Understanding Vector Quotient Spaces in Linear Algebra

[mruncleramos]

I'm having a bit of trouble seeing Vector Quotient Spaces.
Lets say I have a vector space $V$ and I want to quotient out by a linear subspace $N$. Then $V/N$ is the set of all equivalence classes $[N + v]$ where $v \in V$.

For example, let me try to take $\mathbb{R}^{2} /$ x-axis. This should be the set of all equivalence classes $[x-axis + r]$ where $r \in \mathbb{R}^{2}$.

Here is where the difficulty arises I believe. I am told that this set is the class of lines parallel to the x-axis, but I can't see how any coset $x-axis + r$ could yield a line parallel to the x-axis - or maybe my conception of vector space cosets are wrong.

 

[Office_Shredder]

If you have a class that is the set of points a distance r away from the x-axis, you can rewrite it as y=r.

Try graphing it and see for yourself (pick an r, say, r=1)

 

[Hurkyl]

I can't see how any coset $x-axis + r$ could yield a line parallel to the x-axis

What points lie in $x-axis + r$?

 

[mruncleramos]

But if you add a vector to the x-axis, how can that be a line parallel to the x-axis. More importantly, what is an element of the x-axis? Is it just a point?

 

[Hurkyl]

More importantly, what is an element of the x-axis?

Since the x-axis is a vector space... a vector!

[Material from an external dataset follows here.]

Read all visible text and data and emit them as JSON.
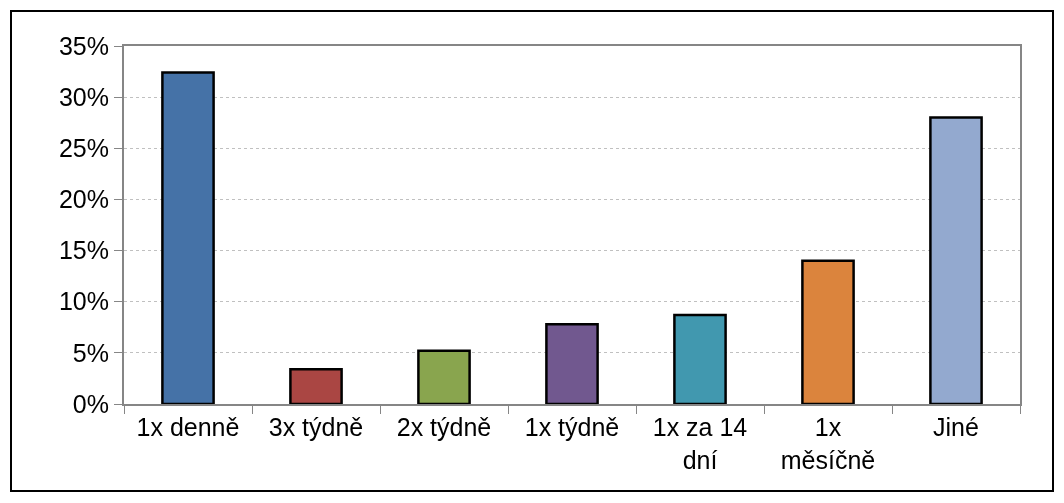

(Of course, sometimes we identify the notions of "point" and "vector" with each other)

 

[mruncleramos]

Then i think my conception of adding vectors is incorrect. If i think of vectors as directed line segments, i can't think of a way to add vectors on the x-axis to other vectors to get something parallel.

 

[Office_Shredder]

You're not. What you're doing, is adding a vector to the x-axis, and the set of ends of those directed line segments forms a line.

 

[mruncleramos]

oh oh oh i see now. thanks

 

[mruncleramos]

and the line comes from the vector definition of line.